The measures of the devices are subject to a variation of +/- 2%.

  • Medical grade silicone
  • Bevelled edges to prevent granulomas
  • Spur system to prevent migration
  • Removable
  • Surface of maximum softness to avoid adherence of secretions
The Stening® Solid Stent is implanted with the help of a rigid bronchoscope and it will be required general anaesthesia. Once the location spot has been determined and its size, which is established by comparison with the known diameter of the endoscopic instruments that are being used, one or a few solid stents with the right measures, that exceed the fistulous hole diameter or the bronchus diameter, will be chosen. This is done in order to adjust the stent to the bronchus or stump where it will be hosted. The device has a flat appendage at its posterior end from where it will be taken with a rigid alligator forceps. Then the stent-forceps assembly is introduced through the bronchoscope to lead it to its final destination in the bronchus or fistula that is desired to be occluded by introducing the Stening Solid Stent into the hole. All the procedure described is carried out under direct vision using the optics for bronchoscopy. The removal is done effecting inverse manoeuvres. Due to its radiopaque properties, it can be identified in the radiographies.
  • Maintain the moisture of secretions, whenever they appear, by taking nebulisations frequently with a warm isotonic saline solution.
  • Perform a periodic check-up following your doctor’s advice.
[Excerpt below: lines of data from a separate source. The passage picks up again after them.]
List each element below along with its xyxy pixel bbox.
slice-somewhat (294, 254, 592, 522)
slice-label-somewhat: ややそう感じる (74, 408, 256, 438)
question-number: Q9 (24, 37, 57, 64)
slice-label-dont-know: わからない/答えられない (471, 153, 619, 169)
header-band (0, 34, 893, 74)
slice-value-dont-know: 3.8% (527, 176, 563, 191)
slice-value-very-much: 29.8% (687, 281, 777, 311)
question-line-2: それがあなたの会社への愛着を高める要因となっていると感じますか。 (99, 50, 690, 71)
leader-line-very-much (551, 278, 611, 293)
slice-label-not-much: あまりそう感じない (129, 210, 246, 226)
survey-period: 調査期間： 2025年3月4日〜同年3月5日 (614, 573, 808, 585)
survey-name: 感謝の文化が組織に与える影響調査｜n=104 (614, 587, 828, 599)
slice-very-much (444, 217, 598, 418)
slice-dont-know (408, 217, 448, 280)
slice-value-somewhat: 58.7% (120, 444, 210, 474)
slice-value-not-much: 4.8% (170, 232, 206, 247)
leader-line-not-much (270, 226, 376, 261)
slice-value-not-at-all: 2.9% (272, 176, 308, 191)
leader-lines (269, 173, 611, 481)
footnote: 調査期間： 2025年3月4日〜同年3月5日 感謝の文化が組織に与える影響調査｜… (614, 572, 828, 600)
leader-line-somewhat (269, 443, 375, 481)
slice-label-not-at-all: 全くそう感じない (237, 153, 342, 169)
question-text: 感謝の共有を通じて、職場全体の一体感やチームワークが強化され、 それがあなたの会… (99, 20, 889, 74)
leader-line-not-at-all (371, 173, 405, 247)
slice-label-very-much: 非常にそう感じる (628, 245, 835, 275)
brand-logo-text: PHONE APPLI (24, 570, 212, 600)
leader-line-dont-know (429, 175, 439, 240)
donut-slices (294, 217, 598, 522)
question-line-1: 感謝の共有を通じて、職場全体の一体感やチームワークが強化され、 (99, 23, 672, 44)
Warning: This type of device may suffer an unexpected displacement. This will depend on the failed choice of stent caliber in relation to the bronchial or fistulous orifice where it has been placed, as well as the unpredictable individual reaction of the tissue that acts as support in the implant area. A device that has migrated may be removed by coughing or accidentally lodged in another bronchus in the same or adjacent lung, resulting in unwanted bronchial occlusion that may lead to severe ventilatory insufficiency and subsequent death.

A displacement of the occlusion device towards the pleural cavity in cases of post-pneumonectomy fistula is possible, and also its spontaneous elimination through an existing pleurocutaneous window.

An anomalous position may be suspected by the appearance of a sustained cough. The devices are radiopaque and their position can be identified on chest radiography. A displaced device must be removed by the interventional physician.

The product should not be reused because this can cause cross contamination.